Obstupescite Cæli super hoc! Pasmai, Céus, maravilhai-vos, Anjos, dum caso de tanta admiração! Creio verdadeiramente que os corações daqueles Serafins estão atônitos em ver o que se passa em nossos Altares. Chorai, porém, vós, Sacerdotes: Plangite Sacerdotes et ululate. Porque as ingratidões de outros homens, à vista das vossas, são como finezas. Dizia Santo Agostinho que o Cristão que peca depois de ser comprado com o Sangue de Cristo merece que se faça de novo um inferno para ele. Pois que diria de vós, que não só sois comprados, mas como se fôsseis senhorse do mesmo Sangue? Pois é certo que tendes domínio sobre Ele e poder para reproduzi-l'O, manejá-l'O, benzê-l'O e dispensá-l'O. Ó, que desgraça seria, que Aquele Sacrifício, Que agora ofereceis pelos pecados alheios, sirva aos outros de remédio, e a vós, de condenação! Presságio funesto foi para César de uma cruel morte, não achar coração na vítima que oferecia a seu falso Numen. Que prognóstico, pois, tão infeliz será para vós, quando se verão quantas vítimas sacrificastes ao verdadeiro Deus, sem coração, isto é, sem merecimento nem agrado do Altíssimo, antes, em lugar de coração, não vereis derramado nesses Cálices mais do que o fel da ira de Deus, Que, convertendo em fezes Seu precioso licor, bebê-las-eis com sumo tormento vosso: Quia Calix in manu Domini vini meri plenus mixto, fex ejus non est exinanita.
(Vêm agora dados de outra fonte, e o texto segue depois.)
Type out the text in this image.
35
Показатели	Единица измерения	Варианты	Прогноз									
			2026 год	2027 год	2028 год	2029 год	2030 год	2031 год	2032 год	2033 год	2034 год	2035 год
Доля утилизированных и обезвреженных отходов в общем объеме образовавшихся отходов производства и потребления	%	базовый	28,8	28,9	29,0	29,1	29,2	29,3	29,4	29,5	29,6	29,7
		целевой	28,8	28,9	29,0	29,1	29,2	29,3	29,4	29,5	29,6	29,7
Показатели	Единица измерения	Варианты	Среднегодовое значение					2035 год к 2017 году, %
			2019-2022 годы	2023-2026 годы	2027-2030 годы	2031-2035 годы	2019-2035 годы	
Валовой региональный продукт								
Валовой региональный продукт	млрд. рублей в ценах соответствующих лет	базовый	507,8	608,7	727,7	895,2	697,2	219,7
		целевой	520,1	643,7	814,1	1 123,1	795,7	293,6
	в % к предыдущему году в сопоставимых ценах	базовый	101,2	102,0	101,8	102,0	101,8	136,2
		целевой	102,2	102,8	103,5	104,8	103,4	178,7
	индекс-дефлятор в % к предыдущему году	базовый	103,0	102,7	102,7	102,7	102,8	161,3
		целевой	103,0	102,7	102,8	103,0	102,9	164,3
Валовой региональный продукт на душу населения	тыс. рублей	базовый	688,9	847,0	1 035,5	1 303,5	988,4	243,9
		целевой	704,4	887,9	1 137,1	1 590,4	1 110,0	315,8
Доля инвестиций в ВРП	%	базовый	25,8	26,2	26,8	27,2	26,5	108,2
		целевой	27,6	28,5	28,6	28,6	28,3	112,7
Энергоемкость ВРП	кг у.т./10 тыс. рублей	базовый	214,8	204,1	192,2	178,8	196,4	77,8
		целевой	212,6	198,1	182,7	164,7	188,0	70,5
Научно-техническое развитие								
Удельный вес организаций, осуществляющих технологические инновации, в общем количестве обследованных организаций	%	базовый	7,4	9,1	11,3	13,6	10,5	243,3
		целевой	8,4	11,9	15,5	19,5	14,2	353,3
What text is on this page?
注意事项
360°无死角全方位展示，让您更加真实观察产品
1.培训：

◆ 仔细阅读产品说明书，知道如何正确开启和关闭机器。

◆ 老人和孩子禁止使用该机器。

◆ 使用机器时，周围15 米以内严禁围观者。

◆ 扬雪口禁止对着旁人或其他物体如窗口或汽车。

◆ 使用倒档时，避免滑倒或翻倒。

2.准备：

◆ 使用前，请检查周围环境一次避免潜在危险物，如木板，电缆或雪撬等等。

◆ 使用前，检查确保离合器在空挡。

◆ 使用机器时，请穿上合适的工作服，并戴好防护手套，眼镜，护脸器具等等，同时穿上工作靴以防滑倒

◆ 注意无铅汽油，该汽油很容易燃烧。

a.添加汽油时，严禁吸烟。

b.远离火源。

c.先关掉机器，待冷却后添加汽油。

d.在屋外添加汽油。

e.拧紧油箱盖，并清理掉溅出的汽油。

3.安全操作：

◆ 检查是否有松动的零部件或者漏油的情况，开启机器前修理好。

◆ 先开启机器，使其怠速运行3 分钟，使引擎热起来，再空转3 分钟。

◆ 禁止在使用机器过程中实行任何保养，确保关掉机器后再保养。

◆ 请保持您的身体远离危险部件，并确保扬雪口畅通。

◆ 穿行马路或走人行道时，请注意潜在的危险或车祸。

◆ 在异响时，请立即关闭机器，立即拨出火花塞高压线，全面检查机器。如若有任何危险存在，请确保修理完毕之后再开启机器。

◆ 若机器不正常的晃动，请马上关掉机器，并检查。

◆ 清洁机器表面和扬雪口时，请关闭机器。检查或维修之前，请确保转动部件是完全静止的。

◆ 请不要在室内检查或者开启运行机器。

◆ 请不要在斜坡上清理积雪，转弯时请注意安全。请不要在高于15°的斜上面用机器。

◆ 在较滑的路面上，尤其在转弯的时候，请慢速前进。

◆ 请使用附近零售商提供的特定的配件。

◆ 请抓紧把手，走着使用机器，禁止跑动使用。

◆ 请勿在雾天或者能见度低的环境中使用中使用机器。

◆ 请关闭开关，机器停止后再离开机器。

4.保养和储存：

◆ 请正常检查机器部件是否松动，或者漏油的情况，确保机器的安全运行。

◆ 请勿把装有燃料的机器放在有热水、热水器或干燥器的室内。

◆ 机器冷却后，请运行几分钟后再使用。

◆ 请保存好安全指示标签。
Então vereis o que é chegar-vos indevotos ao Altar, desprezar uma cerimônia, fazer no ar uma genuflexão, dizer distraídos uma Missa. E se esses serão contra vós monstros muito horríveis, que será um Sacrifício oferecido em pecado mortal? Que será ver, então, o leão irado sobre vossas cabeças, Aquele Que agora, como manso cordeiro, tentes em vossas mãos? O imperador germânico não se deu por seguro da ira do deus Ape, quando esse não pôs os olhos em seu sacrifício; nem a Graco tardou muito a ruína, logo que o vendo lhe fez voar a vítima que oferecia. Que podeis, pois, esperar, Ministros do Sangue de Jesus, se vossos Sacrifícios, se vossas vítimas não só voaram pelos ares, como inúteis para vós, mas serão levados ao Trono da Divina Justiça, onde clamará contra vós o Sangue do Inocente Abel? Pensai seriamente num caso tão funesto, que eu também, pelo que me toca, vos acompanho com grande temor.